This talking on one side of the brain has another curious result. Did you ever stop to think why a right-handed batter stands with his left side to the ball? Or why a driver of a horse sits on the right hand end of the seat? Or why the engineer of a locomotive sits on the right side of the cab, altho this position forces him to use his left hand for the throttle valve? Or why you sight a gun or look thru a spy-glass with the right eye? Or why you draw a bow with the right hand on the string?
It is all on account of this same one-sided speech center. This has made us right-handed; it has also made us right-eyed. We think much in words; but we also think much about how things look. We think most quickly concerning messages which come in on the thinking side of the brain; and those are from the right eye, since the eye nerves, like those from the hand, cross sides on the way. So hand and eye and speech and thought all use the same side of the head; and sight and thought and action follow one another most easily. Being then right-eyed, we stand to bat, or sit to drive, or use gun or bow or telescope, in the way which gives the better sight to the better eye. But of course, naturally left-handed people are also naturally left-eyed.
Some people, however, are as we say, ambidextrous; that is, they use both hands about equally well, just as all animals do. Nobody, however, is ever naturally ambidextrous. Sometimes the ambidexters are people who have hurt the right hand, and had to learn to use the left. More often they are persons naturally left-handed who have been taught to use the right hand more than is natural in an effort to make them right-handed, tho of course they really are just as left-handed at ever, since no use of the other hand will change over the speech center. But some ambidexters, oddly enough, are made so by an injury to the sight of the right eye, if they were right-handed to begin with, or to the left eye if they were left-handed. Hand and eye have so often to work together and work quickly, that one tends to use the hand on the side of the better eye, even when that is the wrong side.
At any rate, tho it is an excellent plan to learn to do all heavy work equally well on either side of the body and with either hand, fine work and quick work and thinking work had better be done with the hand that does it most naturally. This keeps writing, thinking, speaking, memory, and the rest all close together, on one side of the head, handy to one another, instead of scattering them about, some on the wrong side of the body, some on the right.
XX
Where We Do Our Thinking
We think only on the left side of our heads—that is easy to say if we are normal right-handed persons. If for any reason we have got to thinking on the right side, that will, as I have explained, usually result in making us left-handed.
Yet we do not use the whole of even one side of the brain. So far as is known, we do not think at all with the front part of the head. All our speaking and most of our thinking are done from a spot hardly larger than a cart-wheel dollar, which lies on the side of the head just above the left ear. At any rate, an injury to this particular part of our brain puts a sudden stop to our ability to think and speak.
When you put your left elbow on the table and lean your head on your hand, your hand just about covers the only portion of the brain with which you ever do any thinking at all; while only with the part that lies directly under the middle of the palm, and is as I have said, about the size of a silver dollar, do you ordinarily think very much or hard. This thinking part of the brain lies on the outside, and is just about as thick thru as the hand is.

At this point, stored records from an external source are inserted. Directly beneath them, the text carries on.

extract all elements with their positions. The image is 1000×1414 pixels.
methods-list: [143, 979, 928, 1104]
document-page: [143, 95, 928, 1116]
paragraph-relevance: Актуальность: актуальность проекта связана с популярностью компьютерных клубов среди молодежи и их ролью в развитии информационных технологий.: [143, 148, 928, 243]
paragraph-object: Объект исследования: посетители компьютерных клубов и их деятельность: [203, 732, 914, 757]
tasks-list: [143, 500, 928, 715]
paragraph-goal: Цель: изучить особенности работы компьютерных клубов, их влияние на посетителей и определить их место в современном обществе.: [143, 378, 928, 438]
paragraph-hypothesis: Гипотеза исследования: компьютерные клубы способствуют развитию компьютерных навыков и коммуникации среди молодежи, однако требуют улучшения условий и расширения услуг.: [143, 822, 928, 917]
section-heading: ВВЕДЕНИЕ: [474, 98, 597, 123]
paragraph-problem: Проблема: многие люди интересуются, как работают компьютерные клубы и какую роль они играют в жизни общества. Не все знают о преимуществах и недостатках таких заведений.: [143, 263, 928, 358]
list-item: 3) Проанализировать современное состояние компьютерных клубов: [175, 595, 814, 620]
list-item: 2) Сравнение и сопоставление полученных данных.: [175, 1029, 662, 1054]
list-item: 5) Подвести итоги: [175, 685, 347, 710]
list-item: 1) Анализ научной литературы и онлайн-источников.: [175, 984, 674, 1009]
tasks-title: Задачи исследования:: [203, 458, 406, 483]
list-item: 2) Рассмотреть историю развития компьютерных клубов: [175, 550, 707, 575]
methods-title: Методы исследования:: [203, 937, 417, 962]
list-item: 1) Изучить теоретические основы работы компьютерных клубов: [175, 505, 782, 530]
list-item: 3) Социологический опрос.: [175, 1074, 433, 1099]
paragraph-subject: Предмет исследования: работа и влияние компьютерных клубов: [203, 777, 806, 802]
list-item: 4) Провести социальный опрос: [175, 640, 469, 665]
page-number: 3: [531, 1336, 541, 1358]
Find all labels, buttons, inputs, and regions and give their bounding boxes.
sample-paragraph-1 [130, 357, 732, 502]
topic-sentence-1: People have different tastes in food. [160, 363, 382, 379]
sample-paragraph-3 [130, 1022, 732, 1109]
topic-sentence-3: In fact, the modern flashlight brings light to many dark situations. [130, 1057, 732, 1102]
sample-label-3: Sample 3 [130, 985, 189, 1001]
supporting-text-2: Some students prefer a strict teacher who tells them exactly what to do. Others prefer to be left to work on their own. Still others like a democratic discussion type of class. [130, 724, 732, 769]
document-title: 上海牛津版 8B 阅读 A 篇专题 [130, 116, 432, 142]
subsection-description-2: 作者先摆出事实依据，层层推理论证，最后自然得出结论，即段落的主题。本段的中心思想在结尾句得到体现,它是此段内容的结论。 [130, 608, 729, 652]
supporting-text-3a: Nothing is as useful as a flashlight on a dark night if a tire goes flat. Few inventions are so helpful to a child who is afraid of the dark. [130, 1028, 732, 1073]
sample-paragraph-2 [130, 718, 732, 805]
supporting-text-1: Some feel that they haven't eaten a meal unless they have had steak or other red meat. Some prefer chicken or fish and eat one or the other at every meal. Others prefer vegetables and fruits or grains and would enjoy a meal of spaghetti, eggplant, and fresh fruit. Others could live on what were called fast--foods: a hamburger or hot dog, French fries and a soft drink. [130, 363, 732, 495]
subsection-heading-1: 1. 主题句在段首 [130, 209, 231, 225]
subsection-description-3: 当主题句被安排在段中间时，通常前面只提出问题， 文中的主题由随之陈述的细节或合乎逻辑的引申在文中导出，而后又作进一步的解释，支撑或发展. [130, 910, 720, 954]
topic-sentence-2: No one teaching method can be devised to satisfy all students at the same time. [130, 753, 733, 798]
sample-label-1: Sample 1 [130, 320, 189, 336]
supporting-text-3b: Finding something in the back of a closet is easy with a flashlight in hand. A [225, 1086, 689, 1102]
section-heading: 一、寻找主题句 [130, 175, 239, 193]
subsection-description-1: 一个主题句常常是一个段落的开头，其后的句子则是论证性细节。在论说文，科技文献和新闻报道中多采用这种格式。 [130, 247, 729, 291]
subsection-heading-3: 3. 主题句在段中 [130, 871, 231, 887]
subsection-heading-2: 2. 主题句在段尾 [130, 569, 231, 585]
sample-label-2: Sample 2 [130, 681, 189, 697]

But even this small thinking place in the brain is not all alike. Directly over the ear, a place that you can almost cover with your thumb, lies the most important part of all, the place where we remember and handle words. At the bottom of this word spot, we remember how words sound. An inch farther up and toward the back, we remember how words look in print. A little farther up and forward lies the “speech center,” from which, when we want to talk, we direct the tongue and lips what to say. Thus we get our word-hearing, our word-seeing, and our word-speaking centers close together, so that when we speak we have close by and handy our memory of what we have heard in words, and of what we have read.